Em nota, Fávaro afirma que as matérias fazem parte de uma campanha de desinformação com objetivo de prejudicar sua imagem durante o período eleitoral.

“O que assistimos nos últimos dias foi uma tentativa deliberada e orquestrada de associar o meu nome a uma denúncia com o nítido objetivo de gerar prejuízo político em pleno período eleitoral”, declarou.

Segundo a defesa do senador, o contrato para a realização da pesquisa foi firmado entre o Diretório Estadual do PSD de Mato Grosso e a empresa Rumo Serviços Publicitários Ltda., responsável pela execução do trabalho e pela contratação das equipes de campo. Os advogados sustentam que Fávaro não participou da contratação nem da gestão dos pesquisadores envolvidos.

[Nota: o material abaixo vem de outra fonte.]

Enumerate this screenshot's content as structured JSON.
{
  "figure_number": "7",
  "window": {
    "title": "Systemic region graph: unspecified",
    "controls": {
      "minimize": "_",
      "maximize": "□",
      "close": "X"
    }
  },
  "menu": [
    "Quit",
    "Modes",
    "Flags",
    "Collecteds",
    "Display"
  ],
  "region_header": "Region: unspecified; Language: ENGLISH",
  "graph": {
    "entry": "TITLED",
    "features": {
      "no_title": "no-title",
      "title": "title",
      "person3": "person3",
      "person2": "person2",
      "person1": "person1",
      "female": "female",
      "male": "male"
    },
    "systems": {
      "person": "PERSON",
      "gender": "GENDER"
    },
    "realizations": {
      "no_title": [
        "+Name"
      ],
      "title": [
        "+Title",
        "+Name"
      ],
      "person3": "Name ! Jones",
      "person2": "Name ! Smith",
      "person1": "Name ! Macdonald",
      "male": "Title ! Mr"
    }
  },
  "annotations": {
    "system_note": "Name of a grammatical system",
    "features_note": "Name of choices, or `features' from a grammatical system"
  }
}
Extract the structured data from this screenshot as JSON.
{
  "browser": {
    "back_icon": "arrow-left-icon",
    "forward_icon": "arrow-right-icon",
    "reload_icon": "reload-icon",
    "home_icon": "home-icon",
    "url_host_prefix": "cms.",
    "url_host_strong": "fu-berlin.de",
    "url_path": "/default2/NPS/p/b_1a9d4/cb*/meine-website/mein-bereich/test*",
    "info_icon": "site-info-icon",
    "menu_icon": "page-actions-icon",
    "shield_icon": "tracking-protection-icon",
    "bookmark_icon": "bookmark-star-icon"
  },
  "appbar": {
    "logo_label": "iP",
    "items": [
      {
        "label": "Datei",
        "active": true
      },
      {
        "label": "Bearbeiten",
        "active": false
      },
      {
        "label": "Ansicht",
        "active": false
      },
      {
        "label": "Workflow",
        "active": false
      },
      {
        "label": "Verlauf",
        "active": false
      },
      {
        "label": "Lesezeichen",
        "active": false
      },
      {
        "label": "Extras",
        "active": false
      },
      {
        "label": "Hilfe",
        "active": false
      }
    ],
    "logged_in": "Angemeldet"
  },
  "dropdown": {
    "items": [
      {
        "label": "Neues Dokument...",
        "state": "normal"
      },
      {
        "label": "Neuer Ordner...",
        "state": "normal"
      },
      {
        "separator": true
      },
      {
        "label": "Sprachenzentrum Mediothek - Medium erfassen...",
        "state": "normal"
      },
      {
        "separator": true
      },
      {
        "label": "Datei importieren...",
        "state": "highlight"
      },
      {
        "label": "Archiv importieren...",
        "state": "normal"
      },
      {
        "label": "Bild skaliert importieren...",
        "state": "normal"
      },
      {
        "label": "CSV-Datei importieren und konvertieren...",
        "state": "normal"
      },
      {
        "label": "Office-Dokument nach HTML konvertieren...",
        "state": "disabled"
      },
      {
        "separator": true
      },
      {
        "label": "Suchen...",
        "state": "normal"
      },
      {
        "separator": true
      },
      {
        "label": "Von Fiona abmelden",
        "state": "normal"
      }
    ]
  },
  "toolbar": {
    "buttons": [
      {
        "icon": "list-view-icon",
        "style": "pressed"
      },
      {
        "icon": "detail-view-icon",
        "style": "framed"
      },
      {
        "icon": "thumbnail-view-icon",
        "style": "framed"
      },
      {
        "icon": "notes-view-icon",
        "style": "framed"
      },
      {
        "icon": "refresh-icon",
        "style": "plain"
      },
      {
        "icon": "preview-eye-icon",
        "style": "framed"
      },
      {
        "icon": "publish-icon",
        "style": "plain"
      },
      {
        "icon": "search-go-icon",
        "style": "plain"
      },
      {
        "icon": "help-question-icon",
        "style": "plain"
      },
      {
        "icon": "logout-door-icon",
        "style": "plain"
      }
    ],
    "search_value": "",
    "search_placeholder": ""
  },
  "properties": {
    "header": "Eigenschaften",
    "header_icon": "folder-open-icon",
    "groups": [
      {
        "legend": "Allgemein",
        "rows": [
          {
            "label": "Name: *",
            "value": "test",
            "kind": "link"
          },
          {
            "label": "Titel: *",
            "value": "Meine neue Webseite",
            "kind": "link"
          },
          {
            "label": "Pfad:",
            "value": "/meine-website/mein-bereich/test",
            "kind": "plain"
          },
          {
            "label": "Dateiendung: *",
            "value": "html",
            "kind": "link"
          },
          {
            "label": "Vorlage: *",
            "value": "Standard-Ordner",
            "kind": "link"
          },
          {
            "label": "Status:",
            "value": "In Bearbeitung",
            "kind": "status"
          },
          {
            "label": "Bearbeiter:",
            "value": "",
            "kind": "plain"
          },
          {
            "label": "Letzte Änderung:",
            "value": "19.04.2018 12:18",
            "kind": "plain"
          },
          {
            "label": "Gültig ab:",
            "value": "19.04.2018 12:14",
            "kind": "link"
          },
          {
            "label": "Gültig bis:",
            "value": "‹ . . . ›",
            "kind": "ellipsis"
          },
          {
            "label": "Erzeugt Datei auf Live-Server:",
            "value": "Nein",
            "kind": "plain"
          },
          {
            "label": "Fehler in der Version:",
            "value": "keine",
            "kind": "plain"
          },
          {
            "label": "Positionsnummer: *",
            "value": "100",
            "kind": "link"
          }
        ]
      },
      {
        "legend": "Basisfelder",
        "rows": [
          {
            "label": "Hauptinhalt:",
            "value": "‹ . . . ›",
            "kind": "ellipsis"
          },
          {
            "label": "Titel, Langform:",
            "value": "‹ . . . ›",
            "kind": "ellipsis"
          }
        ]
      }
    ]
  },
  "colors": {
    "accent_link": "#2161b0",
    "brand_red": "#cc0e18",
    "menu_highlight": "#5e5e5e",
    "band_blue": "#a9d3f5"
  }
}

Na representação, a defesa também questiona aspectos formais da ação de indenização apresentada pela pesquisadora, argumentando que documentos como a procuração e a declaração de hipossuficiência teriam sido protocolados sem assinatura.

Entenda o caso

A manifestação do senador ocorre após uma pesquisadora ajuizar uma ação na Justiça em que pede indenização de R$ 65,6 mil. No processo, ela afirma ter sido contratada para atuar em uma pesquisa de opinião pública com remuneração mensal de R$ 1,8 mil, mas alega que, posteriormente, o modelo de pagamento foi alterado para diárias de R$ 75 condicionadas ao cumprimento de metas.

A autora da ação também sustenta que passou a receber apenas pelas entrevistas consideradas válidas, sem que houvesse critérios claros para a aprovação dos questionários, e afirma ter realizado 499 entrevistas durante o período em que trabalhou.

Entre as alegações apresentadas à Justiça, a pesquisadora afirma ainda que os entrevistadores eram orientados, por meio de um grupo de WhatsApp, a enviar fotografias para comprovar a realização das entrevistas, situação que, segundo ela, os expunha a riscos durante o trabalho. Ela também relata que não havia fornecimento de água potável para a equipe durante a jornada.

O processo segue em tramitação. A juíza Ana Cristina Silva Mendes determinou o encaminhamento do caso ao Centro Judiciário de Solução de Conflitos e Cidadania (Cejusc), onde as partes poderão buscar uma solução consensual antes do prosseguimento da ação.